Guido van Helten isn't sure how much surface area there is in eight 135-foot-tall grain silos.
"I know that it's huge," the 33-year-old Australian artist said with a laugh last week in Mankato. "When I came here, I was like, 'Whoa — that's going to be a job.' "
It's a job that's now done, after two years of planning and nearly a year of painting, strapped into a basket lift in all kinds of weather. While a formal celebration will have to wait until after the COVID-19 pandemic has eased, van Helten has finished an artistic task that consumed him.
"It's been everything I've thought about, every day," he said. "I'm very happy. It's a special one."
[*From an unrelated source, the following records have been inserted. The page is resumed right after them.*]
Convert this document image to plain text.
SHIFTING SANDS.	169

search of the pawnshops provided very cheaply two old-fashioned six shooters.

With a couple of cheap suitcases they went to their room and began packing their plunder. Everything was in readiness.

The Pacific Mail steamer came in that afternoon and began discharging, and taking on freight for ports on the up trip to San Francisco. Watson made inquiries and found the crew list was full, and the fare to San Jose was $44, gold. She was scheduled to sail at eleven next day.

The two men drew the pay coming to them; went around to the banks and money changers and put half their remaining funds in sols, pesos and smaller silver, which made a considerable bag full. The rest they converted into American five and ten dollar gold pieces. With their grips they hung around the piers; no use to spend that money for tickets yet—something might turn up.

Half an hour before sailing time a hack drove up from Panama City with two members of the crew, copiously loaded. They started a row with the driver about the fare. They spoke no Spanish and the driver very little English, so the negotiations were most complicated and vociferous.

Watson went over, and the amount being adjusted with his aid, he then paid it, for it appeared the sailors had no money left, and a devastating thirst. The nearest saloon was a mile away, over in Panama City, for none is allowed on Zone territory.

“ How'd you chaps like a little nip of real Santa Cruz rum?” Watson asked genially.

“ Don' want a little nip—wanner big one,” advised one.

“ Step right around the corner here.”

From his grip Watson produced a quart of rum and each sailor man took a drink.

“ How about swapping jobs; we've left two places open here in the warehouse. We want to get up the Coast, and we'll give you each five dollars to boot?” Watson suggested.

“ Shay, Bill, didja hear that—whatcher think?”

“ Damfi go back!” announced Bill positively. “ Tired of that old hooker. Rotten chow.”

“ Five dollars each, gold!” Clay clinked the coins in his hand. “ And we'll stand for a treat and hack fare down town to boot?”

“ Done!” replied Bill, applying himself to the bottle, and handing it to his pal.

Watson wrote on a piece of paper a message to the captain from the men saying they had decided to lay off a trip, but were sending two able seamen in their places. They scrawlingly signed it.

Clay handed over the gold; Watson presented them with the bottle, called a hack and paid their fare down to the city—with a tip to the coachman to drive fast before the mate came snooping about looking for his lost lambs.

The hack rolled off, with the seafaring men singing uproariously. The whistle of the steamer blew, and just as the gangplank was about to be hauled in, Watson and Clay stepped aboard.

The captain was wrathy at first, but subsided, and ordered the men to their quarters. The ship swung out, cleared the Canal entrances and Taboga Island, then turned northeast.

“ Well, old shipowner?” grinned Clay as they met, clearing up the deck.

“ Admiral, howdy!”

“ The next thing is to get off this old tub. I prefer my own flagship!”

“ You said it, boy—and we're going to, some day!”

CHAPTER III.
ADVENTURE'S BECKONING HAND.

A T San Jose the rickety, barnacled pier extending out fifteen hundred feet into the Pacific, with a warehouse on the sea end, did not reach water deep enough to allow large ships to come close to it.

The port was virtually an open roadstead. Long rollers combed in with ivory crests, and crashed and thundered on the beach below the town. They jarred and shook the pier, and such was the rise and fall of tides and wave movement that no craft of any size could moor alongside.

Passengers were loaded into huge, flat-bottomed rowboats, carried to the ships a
Using brushes as well as sprayers, van Helten worked in tones of black, white and gray, using industrial paint that absorbs into the concrete and creates a 3-D effect.
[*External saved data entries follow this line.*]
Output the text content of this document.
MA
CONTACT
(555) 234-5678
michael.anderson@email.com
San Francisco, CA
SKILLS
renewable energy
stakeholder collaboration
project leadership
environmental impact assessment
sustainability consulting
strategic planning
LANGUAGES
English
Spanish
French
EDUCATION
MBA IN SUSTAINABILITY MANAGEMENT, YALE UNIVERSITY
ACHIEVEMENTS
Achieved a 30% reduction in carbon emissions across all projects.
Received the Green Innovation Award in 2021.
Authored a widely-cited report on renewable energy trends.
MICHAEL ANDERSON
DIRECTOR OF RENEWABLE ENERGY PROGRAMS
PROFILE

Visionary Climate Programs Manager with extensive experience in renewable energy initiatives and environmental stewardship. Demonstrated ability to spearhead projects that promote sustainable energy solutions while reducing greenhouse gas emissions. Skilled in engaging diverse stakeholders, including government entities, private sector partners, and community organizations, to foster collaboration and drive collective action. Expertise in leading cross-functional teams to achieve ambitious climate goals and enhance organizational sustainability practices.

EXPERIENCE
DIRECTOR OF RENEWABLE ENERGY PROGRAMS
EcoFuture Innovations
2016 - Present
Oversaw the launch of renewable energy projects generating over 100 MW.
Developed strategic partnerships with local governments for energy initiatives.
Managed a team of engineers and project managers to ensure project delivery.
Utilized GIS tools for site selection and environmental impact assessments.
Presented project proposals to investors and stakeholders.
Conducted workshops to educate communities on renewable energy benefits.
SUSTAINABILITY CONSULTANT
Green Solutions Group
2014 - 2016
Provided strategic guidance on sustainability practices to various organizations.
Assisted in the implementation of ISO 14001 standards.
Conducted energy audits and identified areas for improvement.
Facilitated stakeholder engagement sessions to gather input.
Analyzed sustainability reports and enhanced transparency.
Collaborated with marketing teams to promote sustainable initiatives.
The idea of making a canvas of the Ardent Mills silos had been kicking around for years, said Janie Hanson, interim executive director of the Twin Rivers Council for the Arts.
"It's a major downtown entry to Mankato and North Mankato," she said, noting the silos' location on the Minnesota River just off busy Hwy. 169. There was talk of painting them, wrapping them, projecting onto them.
Members of the council noticed van Helten after he painted smaller silo projects in Faulkton, S.D., and Fort Dodge, Iowa. After raising $250,000 privately to fund the work, they invited him to Mankato for the annual Mahkato Wacipi, or Mankato Pow Wow. The yearly gathering honors the 38 Dakota warriors hanged in 1862 by the U.S. government at the end of a brief but bloody uprising. The festival symbolizes reconciliation.